Correct, the entire project was removed, nothing was “yanked” in the PEP 592 sense.

(BTW, I don’t think OP was the person that removed the codecov project, just someone that was affected by its removal)

mwichmann · April 14, 2023, 10:42pm

Indeed, affected. I’m bemused by this bit:

Our intent was to remove a deprecated, rarely-used package from active support.
As this package was unmaintained and limited in use, there are no plans for the codecov package in PyPi to be made functional again.

The codecov package wasn’t “rarely-used package” or “limited in use”, it was downloaded 1.3 million times according to https://pepy.tech/project/Codecov , which places it in the top 1% (maybe top 0.5%) and I expect enough for PyPI to designate it as a “critical project” requiring 2FA for maintainers.

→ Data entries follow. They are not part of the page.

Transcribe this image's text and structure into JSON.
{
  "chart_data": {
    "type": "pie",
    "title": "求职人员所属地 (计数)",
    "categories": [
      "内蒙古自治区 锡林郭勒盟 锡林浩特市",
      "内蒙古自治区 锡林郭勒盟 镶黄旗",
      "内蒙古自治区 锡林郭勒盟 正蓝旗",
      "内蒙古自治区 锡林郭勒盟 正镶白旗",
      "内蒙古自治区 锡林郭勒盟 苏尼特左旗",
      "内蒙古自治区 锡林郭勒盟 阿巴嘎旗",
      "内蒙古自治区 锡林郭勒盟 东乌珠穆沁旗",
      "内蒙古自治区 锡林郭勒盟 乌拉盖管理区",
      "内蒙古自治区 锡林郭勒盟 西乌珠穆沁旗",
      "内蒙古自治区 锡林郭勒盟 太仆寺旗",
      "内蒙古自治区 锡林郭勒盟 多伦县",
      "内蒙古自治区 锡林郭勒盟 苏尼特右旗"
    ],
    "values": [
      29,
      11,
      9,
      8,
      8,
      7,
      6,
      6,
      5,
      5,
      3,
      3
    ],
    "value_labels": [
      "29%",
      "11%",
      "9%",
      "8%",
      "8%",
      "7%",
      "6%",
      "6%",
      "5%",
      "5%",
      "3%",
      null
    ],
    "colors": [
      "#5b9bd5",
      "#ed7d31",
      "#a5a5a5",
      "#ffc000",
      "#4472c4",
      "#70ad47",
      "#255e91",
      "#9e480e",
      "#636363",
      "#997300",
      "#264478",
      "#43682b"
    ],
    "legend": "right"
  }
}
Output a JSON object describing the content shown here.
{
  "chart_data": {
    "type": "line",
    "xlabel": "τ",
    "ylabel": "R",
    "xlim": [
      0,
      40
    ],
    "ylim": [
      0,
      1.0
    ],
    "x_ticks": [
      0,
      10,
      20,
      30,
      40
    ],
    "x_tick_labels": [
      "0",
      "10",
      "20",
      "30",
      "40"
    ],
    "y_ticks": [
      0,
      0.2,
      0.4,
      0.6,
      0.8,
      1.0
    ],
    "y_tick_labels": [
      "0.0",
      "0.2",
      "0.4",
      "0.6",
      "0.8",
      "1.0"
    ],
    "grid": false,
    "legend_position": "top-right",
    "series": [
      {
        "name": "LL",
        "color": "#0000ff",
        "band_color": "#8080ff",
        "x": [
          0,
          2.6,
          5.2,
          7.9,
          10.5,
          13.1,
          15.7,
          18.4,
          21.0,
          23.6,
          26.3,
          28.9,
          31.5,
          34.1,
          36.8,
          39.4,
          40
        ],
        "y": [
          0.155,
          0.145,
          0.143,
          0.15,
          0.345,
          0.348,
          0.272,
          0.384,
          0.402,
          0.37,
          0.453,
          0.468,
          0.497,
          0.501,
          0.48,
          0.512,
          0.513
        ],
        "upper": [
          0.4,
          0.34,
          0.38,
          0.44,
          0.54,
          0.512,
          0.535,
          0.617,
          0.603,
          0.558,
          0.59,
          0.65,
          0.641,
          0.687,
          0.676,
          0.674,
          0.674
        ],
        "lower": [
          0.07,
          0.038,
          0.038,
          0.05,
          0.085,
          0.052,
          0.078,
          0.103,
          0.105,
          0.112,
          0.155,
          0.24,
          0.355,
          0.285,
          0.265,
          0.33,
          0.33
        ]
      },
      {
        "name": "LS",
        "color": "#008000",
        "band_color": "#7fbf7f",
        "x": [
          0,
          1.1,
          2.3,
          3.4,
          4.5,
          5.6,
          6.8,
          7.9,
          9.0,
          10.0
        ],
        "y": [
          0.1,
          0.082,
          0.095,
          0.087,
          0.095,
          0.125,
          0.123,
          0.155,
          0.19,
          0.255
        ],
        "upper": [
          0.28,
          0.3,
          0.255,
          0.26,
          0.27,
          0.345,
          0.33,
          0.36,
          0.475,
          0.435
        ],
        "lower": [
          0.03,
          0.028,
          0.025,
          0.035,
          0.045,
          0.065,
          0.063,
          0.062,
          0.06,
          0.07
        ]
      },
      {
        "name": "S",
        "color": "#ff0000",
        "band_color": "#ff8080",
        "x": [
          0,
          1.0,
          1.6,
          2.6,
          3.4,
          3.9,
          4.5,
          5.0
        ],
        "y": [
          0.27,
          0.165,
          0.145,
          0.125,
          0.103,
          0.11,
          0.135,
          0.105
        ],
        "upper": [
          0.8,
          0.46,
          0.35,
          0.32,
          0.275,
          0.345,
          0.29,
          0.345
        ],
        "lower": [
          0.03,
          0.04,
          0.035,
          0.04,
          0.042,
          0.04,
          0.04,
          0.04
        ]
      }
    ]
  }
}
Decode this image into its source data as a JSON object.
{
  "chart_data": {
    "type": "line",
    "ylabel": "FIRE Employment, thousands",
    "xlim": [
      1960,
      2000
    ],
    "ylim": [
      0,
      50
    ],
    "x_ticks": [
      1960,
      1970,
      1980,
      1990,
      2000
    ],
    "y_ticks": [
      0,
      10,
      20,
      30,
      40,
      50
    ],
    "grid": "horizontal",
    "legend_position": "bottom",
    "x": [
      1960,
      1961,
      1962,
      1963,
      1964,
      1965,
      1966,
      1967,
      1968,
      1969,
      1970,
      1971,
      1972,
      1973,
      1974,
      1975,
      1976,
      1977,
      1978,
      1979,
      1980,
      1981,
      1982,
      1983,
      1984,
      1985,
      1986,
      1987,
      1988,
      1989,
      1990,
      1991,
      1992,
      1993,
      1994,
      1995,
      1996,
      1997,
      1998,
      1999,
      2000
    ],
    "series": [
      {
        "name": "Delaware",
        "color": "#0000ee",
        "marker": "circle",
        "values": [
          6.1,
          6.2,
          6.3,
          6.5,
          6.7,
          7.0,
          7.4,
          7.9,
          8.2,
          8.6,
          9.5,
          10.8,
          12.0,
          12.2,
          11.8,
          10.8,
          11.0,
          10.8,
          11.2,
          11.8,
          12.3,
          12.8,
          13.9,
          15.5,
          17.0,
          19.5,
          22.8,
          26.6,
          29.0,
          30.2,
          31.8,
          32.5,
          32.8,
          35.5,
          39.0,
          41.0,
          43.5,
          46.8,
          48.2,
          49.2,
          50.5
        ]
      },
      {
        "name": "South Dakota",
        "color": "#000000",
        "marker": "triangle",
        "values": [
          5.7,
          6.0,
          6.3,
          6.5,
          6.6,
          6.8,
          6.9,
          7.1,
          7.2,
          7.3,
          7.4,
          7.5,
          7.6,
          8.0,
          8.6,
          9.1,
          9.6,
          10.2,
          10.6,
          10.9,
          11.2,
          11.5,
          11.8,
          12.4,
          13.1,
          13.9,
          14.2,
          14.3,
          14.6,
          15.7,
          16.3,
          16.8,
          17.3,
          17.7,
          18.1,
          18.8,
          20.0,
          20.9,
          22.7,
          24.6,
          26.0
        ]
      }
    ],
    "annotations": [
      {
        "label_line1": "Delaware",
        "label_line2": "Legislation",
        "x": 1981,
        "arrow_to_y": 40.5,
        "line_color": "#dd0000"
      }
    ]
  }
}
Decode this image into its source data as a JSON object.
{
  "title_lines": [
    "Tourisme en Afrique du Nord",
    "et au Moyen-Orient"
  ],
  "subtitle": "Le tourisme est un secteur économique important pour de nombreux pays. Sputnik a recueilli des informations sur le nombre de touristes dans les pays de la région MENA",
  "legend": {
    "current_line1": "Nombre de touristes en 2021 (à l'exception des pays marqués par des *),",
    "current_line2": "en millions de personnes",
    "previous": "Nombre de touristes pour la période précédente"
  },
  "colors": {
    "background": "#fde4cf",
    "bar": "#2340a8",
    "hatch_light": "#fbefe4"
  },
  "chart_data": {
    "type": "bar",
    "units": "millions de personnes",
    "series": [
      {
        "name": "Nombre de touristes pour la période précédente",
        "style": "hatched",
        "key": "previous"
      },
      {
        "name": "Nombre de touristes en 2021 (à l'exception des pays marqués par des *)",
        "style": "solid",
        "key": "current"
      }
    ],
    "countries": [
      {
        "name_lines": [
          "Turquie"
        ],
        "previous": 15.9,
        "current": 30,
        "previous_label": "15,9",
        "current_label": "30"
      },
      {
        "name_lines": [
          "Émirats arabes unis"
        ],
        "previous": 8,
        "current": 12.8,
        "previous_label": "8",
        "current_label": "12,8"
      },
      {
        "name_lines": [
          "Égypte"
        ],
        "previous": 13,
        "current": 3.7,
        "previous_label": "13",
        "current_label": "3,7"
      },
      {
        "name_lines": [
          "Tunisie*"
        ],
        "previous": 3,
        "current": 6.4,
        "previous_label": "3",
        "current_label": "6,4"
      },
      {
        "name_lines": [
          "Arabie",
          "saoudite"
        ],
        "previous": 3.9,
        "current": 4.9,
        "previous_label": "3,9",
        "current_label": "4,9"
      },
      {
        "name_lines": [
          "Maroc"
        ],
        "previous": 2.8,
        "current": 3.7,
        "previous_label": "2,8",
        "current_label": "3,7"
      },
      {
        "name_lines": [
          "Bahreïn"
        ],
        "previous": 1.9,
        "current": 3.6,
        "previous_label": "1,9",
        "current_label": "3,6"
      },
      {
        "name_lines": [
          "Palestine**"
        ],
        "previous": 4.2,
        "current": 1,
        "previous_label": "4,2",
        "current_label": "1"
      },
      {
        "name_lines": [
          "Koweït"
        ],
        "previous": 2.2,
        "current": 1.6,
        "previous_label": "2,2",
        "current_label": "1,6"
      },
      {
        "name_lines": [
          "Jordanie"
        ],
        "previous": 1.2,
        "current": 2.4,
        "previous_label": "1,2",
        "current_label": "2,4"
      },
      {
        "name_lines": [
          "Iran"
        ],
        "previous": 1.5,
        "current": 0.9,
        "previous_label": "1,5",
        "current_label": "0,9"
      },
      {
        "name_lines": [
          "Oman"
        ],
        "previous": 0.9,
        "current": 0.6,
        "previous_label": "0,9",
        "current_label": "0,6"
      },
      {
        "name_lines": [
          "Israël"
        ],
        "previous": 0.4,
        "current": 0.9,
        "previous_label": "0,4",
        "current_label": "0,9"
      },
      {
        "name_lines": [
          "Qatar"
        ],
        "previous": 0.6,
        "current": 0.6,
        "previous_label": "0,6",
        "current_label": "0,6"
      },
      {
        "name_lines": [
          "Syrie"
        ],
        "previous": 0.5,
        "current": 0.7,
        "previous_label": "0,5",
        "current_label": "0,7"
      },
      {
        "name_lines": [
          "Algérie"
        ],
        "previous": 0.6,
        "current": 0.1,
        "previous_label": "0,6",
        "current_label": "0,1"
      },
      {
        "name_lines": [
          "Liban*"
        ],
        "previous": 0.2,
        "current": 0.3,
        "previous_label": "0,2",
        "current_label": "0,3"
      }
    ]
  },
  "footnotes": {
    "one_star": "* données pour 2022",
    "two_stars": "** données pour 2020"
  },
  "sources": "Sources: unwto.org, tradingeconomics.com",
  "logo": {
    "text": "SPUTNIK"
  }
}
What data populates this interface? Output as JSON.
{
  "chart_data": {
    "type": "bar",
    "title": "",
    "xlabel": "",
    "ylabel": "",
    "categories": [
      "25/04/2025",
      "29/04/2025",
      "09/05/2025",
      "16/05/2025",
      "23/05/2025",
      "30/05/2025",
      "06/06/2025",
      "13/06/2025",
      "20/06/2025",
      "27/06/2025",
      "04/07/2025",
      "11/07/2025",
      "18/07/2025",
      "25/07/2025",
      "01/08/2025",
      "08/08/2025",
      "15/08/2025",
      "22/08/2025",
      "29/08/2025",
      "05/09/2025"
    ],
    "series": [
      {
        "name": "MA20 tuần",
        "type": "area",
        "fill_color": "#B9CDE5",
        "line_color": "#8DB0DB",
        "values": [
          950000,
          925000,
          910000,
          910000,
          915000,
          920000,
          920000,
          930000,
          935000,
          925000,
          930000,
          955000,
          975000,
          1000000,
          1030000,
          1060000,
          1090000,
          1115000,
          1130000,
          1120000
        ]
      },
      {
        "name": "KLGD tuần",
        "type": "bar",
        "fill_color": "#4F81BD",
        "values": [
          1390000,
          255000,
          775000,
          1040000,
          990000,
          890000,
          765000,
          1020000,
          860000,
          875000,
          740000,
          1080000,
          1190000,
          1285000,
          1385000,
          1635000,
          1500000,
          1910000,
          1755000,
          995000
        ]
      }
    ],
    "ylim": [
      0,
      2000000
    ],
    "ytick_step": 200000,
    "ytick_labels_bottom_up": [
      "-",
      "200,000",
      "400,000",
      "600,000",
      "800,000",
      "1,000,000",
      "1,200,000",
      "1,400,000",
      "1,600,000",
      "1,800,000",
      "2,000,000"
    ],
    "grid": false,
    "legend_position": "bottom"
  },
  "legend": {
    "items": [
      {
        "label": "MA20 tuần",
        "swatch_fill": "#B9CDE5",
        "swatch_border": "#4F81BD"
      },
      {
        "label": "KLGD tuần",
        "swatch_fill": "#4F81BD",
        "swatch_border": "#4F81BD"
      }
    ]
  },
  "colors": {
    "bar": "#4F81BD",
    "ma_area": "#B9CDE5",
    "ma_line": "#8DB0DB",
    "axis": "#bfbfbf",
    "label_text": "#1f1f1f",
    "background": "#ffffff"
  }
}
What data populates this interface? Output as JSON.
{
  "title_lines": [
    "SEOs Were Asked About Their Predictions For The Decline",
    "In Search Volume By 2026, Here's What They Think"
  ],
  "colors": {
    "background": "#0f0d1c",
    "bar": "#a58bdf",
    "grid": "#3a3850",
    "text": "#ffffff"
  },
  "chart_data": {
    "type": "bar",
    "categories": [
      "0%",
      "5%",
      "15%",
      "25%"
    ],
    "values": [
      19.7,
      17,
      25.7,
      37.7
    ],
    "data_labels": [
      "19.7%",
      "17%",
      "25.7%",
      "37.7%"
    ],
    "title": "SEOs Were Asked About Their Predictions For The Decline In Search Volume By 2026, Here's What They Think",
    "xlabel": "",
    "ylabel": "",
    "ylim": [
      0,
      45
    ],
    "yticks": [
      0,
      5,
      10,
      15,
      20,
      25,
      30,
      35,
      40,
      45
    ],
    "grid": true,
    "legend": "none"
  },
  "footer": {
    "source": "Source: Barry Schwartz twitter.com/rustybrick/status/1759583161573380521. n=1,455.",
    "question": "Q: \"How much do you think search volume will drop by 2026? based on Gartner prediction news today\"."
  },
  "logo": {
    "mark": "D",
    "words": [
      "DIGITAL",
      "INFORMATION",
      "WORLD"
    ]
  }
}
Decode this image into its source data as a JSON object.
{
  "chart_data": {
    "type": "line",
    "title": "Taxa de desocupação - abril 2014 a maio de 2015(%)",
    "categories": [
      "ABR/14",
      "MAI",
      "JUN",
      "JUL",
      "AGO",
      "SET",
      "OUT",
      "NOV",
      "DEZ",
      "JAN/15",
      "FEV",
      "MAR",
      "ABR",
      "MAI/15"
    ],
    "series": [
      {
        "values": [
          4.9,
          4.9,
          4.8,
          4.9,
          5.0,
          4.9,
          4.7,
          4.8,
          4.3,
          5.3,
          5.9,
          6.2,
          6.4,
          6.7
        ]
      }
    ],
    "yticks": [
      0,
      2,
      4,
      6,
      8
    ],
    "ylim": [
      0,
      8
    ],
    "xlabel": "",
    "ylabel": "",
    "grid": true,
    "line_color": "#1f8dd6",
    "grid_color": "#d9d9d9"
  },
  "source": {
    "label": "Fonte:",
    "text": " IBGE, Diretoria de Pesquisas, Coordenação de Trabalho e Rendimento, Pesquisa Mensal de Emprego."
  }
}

Like others in the Discourse @dustin pointed to, we were not using this directly in a GitHub action - apparently the assumption is it was only used in one way - we were using it in AppVeyor (launched through github). Never saw anything suggesting this was going away. As I said before, I don’t want to gripe specifically about this specific event, despite being irritated by it. This thread started out proposing that something (later modified to “something heavily used”) shouldn’t be able to be completely removed, obviously we’re not there.

Clearly this one was handled badly. So the question again is: should the owner of a package decide they want to remove it, for reasons that are sure to seem very compelling to them, do we have guidance (and a way to get that guidance in front of people) on how to proceed in going away in a manner that isn’t quite as disruptive?